Но его руки упали. - Это не руки старика, молодые руки у Дэвида и полные сладостной силы!
...Рана во мне...
- Нет, - сказал он, - я не убью тебя. - Почему это так безобразно? Дождь сильнее колотит по крыше павильона. Они приехали сюда, полные страсти. Дети вплетали золотую весну в лето парка. В эту весну они погружались, отдавали ей свою жизненную силу. И страсть была прекрасна, как цветы. Откуда же безобразное? - Все прошло. - Он слабо улыбнулся. - Не бойся. Желание убить тебя прошло.
- Я не боялась. Я не боюсь умереть. Я ничего не сделала, чего должна была бы стыдиться... Я просто начну использовать теперь то, что имею... без глупостей. Как человек использует свой ум.
- Только безобразное, Тед, я хотел убить безобразное. Но я понял теперь. Нельзя убить безобразное в другом. Потому что оно прежде всего во мне. Нужно взять его, и прижать к себе, и отдать ему свои соки, и прижимать к себе...
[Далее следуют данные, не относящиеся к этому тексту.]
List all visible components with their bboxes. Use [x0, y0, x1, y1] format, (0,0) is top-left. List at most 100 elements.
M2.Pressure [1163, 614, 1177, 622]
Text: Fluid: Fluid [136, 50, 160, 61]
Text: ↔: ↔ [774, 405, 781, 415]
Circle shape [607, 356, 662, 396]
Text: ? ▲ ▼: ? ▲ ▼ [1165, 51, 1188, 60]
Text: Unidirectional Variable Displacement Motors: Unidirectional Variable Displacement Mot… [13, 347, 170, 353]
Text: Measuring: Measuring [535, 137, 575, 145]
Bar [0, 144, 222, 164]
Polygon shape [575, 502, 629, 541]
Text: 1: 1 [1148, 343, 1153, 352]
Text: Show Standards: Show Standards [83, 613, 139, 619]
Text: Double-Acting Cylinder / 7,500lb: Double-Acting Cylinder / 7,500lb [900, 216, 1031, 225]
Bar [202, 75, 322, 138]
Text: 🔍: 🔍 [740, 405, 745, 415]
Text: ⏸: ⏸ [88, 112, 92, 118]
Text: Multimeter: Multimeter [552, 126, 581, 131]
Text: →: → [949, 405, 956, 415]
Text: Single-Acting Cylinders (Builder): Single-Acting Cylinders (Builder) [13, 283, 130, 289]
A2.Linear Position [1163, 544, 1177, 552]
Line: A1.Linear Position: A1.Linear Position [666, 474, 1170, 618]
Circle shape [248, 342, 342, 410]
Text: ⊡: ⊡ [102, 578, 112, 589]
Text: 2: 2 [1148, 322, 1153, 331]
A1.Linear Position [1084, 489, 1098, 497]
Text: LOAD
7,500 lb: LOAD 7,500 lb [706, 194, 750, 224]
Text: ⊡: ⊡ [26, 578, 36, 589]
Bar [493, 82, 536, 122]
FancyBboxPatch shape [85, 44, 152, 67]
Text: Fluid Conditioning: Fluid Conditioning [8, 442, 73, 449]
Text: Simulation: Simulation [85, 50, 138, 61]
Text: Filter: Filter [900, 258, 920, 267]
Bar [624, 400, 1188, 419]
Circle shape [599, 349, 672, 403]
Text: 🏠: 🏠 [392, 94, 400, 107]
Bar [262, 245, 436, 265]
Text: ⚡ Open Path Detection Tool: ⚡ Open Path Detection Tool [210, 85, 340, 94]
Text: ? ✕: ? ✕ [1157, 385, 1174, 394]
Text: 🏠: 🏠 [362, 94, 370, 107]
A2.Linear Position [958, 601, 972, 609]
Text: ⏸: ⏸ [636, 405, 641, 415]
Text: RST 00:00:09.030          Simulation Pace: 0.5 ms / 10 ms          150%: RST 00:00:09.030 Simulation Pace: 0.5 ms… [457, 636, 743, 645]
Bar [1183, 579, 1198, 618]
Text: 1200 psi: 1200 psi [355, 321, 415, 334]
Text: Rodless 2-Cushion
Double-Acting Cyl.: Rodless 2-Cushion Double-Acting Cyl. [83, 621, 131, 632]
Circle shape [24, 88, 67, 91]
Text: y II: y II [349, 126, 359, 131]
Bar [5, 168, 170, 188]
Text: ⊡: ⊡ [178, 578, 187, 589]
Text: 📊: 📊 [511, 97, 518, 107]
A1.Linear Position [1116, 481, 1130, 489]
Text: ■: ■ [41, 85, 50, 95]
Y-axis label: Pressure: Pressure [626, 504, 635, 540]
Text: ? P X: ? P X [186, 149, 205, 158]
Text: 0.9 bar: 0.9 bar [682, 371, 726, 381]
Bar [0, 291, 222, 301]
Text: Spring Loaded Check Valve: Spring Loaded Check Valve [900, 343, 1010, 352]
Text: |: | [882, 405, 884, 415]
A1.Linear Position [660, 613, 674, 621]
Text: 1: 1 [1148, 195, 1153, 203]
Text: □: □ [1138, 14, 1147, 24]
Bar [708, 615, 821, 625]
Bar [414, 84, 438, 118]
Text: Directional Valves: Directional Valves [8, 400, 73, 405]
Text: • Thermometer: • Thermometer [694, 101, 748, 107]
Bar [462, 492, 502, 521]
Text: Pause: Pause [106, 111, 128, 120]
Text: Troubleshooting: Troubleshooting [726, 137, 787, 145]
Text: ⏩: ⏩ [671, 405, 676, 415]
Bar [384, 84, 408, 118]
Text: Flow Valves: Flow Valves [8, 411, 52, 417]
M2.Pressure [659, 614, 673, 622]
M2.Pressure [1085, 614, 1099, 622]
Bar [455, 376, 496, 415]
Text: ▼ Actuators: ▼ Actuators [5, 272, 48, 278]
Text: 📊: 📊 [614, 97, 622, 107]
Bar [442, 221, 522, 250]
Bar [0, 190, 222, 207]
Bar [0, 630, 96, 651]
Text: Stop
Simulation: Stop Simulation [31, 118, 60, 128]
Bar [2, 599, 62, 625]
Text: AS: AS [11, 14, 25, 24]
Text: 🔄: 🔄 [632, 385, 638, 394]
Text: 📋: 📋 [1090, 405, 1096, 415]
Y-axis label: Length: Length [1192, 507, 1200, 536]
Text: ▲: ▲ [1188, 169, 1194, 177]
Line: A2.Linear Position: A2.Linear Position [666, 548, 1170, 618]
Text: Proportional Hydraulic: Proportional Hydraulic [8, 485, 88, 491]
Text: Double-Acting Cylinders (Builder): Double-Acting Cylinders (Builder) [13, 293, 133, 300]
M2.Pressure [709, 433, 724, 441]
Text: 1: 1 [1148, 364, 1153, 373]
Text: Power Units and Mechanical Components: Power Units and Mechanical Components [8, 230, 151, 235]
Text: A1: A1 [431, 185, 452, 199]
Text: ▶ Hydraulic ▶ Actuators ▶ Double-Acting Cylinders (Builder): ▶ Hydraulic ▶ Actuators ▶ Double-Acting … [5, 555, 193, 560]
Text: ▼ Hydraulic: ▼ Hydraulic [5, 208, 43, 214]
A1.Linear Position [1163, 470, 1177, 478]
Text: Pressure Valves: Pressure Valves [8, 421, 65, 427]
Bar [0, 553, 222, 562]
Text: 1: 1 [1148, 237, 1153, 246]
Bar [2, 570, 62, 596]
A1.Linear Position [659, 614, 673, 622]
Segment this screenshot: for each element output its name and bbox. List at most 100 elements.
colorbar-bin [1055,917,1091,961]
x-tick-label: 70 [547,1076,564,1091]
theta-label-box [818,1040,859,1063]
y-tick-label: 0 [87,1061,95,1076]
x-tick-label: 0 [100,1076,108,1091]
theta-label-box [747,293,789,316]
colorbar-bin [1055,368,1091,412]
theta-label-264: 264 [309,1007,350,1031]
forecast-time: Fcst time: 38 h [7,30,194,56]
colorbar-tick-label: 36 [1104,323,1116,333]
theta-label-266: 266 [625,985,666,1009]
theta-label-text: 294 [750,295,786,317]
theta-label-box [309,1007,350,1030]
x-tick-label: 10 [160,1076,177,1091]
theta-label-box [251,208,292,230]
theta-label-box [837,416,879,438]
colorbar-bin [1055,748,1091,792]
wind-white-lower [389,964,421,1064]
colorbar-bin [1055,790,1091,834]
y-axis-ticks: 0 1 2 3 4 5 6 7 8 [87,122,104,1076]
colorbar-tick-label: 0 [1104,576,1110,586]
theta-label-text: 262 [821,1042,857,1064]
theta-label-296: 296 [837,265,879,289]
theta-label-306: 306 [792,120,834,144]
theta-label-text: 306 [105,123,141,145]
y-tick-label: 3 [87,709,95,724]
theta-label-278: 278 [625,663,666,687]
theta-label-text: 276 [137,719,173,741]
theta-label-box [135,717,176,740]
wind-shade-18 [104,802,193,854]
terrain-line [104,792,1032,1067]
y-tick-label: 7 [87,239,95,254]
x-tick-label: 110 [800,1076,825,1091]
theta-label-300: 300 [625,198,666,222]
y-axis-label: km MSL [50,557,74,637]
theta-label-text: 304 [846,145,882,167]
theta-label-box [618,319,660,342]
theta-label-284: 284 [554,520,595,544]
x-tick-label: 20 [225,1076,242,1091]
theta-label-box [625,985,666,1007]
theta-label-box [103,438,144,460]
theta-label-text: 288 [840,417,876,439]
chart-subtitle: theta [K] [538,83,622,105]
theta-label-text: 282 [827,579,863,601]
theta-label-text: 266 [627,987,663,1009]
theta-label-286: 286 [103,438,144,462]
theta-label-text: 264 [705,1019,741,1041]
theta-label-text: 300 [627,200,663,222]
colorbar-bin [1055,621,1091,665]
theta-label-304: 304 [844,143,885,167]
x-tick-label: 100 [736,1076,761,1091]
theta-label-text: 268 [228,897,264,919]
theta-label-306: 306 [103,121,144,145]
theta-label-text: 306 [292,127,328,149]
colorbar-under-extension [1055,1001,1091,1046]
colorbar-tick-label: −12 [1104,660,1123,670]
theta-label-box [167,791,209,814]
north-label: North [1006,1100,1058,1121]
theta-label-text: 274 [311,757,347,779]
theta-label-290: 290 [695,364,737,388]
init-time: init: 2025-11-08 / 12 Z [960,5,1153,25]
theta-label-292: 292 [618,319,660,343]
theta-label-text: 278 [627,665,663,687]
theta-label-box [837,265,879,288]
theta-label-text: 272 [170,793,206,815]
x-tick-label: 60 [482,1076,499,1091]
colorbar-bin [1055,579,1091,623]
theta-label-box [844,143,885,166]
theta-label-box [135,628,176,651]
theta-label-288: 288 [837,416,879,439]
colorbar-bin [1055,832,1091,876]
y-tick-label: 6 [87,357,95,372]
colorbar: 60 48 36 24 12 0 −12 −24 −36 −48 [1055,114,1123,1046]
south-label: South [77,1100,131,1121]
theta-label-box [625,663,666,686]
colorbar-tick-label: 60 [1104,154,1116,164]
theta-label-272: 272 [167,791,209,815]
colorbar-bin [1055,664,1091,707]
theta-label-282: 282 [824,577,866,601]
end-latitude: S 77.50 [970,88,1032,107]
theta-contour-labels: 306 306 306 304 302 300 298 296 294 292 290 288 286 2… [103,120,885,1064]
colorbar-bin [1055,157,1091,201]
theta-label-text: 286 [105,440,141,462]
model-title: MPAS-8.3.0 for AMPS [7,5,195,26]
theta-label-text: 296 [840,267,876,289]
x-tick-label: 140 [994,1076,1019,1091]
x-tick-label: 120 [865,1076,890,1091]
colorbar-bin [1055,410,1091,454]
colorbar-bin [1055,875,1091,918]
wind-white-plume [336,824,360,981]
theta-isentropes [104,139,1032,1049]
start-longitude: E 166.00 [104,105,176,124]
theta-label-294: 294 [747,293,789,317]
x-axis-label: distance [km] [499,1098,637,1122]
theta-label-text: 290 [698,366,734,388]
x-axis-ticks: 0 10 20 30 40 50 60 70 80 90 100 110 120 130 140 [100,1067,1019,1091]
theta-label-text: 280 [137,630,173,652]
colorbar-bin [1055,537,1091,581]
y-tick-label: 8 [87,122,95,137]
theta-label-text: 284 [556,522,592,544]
Она увидела, что он плачет.
- Извини меня, Дэвид, - сказала она.
Потом она сказала:
- Я страшно устала, - повернулась спиной к нему, расстегнула свое платье и накинула халат. В первый раз она укрыла от него свое тело и так тихо, как только могла, скользнула в постель.
Дэвид Маркэнд, лежа без сна, смотрел в ночь. Теодора уезжает в Новый Орлеан; там она сядет в поезд на Калифорнию, Помешать нельзя. Только если сказать: "Я люблю тебя. Твой уход в этот сверкающий мир для меня нестерпим, потому что я люблю тебя - только тебя. То, что ты отдала свое тело этому человеку, для меня нестерпимо, потому что я люблю тебя - только тебя. Твое падение - мое падение"... только если сказать это, можно удержать ее. Он не может сказать это, хотя знает, что любит ее, но любит по-своему, любовью, которая ей кажется такой скудной. Она должна уйти. Та часть его, которая заключена в ней, должна уйти... должна уйти в этот сверкающий мир, в похоть, в смерть.
Его тело под одеялом озябло и в то же время покрылось потом. Голова его горела, казалась слишком большой для съежившегося от холода тела. Она разбухла, наполненная легким бредом... наполненная миром.